The planet isn't ungovernable. It's being governed from the wrong level of consciousness.

Every institution we've built — every legislature, every corporation, every international body convened to address the crises we've created — was designed by minds operating from survival and control. Not because those minds were deficient. Because survival and control were the organizing logic of their era.

The structures reflect the consciousness that produced them. You cannot redesign the structures without evolving the consciousness. Everything else is rearranging deck chairs on a ship whose navigation system is broken.

The measurement problem no one names

We measure GDP, carbon output, unemployment rates, military capability. We do not measure the interior condition of the people making decisions on behalf of the rest of us. We treat consciousness as though it were a private, esoteric matter — irrelevant to the quality of choices being made in its name.

It is not a private matter. It is the variable everything else depends on.

Richard Barrett and the Barrett Values Center spent decades mapping the values and consciousness of organizations and nation-states — from survival-level orientation, where every decision is filtered through threat and self-protection, through to what he called expanded levels, where decision-makers can hold complexity and act for the benefit of the whole. The research is not flattering. A significant proportion of the world's most powerful institutions are operating predominantly from the lower end of that spectrum. Not because their leaders are unintelligent. Because the systems they inhabit were designed to reward survival-level thinking.

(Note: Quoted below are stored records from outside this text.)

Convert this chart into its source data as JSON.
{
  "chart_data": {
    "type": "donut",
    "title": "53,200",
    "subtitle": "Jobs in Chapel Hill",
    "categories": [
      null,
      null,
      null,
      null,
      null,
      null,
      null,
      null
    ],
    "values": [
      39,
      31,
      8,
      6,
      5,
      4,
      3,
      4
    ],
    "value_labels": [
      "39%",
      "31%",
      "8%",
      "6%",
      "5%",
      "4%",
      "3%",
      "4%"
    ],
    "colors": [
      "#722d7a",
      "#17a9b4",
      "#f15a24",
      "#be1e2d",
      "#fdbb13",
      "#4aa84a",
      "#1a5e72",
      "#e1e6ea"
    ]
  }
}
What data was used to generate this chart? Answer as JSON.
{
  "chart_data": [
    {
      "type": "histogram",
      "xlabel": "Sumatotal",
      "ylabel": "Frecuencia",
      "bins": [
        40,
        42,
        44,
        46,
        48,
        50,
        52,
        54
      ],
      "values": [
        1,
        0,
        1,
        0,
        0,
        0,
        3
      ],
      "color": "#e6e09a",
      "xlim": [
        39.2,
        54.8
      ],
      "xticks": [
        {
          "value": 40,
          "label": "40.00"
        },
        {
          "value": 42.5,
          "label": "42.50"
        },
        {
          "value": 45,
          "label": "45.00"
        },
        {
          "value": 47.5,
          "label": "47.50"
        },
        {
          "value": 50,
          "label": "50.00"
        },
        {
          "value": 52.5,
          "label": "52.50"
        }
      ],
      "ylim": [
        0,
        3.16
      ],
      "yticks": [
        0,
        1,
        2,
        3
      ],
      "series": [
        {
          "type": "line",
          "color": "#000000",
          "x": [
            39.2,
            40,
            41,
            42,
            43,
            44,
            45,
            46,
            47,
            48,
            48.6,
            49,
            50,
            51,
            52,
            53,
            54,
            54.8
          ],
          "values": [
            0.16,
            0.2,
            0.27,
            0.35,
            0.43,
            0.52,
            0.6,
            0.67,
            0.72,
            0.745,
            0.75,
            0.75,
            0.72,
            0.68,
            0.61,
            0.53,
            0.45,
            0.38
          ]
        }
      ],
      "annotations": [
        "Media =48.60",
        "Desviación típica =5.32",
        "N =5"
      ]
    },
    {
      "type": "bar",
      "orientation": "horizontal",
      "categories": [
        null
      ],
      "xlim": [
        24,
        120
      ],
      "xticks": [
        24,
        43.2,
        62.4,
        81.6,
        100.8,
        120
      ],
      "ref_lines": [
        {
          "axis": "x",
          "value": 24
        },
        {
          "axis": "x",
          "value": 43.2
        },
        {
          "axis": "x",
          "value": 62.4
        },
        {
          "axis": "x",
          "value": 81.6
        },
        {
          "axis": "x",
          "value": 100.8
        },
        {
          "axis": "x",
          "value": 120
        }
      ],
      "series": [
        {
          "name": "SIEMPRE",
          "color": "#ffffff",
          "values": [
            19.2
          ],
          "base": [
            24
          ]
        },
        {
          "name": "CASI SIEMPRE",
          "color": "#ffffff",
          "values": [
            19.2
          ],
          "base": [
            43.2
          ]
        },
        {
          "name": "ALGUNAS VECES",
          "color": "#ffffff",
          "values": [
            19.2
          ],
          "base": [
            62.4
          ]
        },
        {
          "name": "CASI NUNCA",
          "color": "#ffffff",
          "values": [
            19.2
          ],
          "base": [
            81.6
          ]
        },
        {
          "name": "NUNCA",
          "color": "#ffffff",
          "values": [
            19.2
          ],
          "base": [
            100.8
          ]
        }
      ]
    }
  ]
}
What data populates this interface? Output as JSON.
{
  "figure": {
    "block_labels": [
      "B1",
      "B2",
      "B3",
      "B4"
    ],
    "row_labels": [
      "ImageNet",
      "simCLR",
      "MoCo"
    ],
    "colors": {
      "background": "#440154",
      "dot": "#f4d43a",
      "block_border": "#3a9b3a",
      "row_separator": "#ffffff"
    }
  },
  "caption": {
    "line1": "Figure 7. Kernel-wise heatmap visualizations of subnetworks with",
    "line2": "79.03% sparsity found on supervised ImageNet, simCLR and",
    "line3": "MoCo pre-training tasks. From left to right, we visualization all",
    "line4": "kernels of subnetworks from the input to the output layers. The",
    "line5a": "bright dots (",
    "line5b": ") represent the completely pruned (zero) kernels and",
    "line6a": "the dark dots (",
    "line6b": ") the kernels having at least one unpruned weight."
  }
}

The structures didn't fail us. They succeeded perfectly at producing exactly the consciousness that built them.

What life already knows

The planet has been solving complex adaptive problems for 4.5 billion years. Not through centralized authority. Not through rules imposed from above. Through networks. Through distributed intelligence. Through feedback loops so elegant we are only beginning to understand their architecture.

Every cell in your body participates in a governance structure of extraordinary sophistication — one that distributes decisions, maintains accountability through transparency, and self-corrects continuously without requiring a central authority. The mycorrhizal networks beneath a forest floor coordinate resource sharing across thousands of trees with no headquarters, no mandate from above. The murmuration of starlings makes decisions in real time that no individual bird could make alone.

We are not separate from these systems. We emerged from them. We have simply organized our institutions around a different logic — the logic of the machine, the hierarchy, the fortress — and then wondered why they cannot respond to a living, complex, interdependent world.

What shifts consciousness?

Not argument. Not information, though information matters. What shifts consciousness is experience. Specifically, the experience of one's current worldview running into its limits.

I have spent thirty years in facilitation work that is, at its core, consciousness work dressed in professional language. Every question I ask in a room is designed to interrupt the collective and current worldview just enough that something else can surface. It is the hardest work there is, because it asks people to see what their current consciousness is preventing them from seeing.

And it works. Not always. Not quickly. But it works. Open minds and open hearts allow the new to surface and shine.

The proposition

The gap between the governance we have and the governance we need is not primarily a gap in technology, policy, or political will. It is a gap in awareness. It is also a gap in thinking.

Awareness closes the gap. Action transcends it. Thinking shifts to a higher order of flexibility and focus.

This is not idealism. It is how living systems have always worked — and how the most resilient human communities have always governed themselves when the structures were honest enough to let them.

What becomes possible when the gap between who you are and what you govern no longer exists?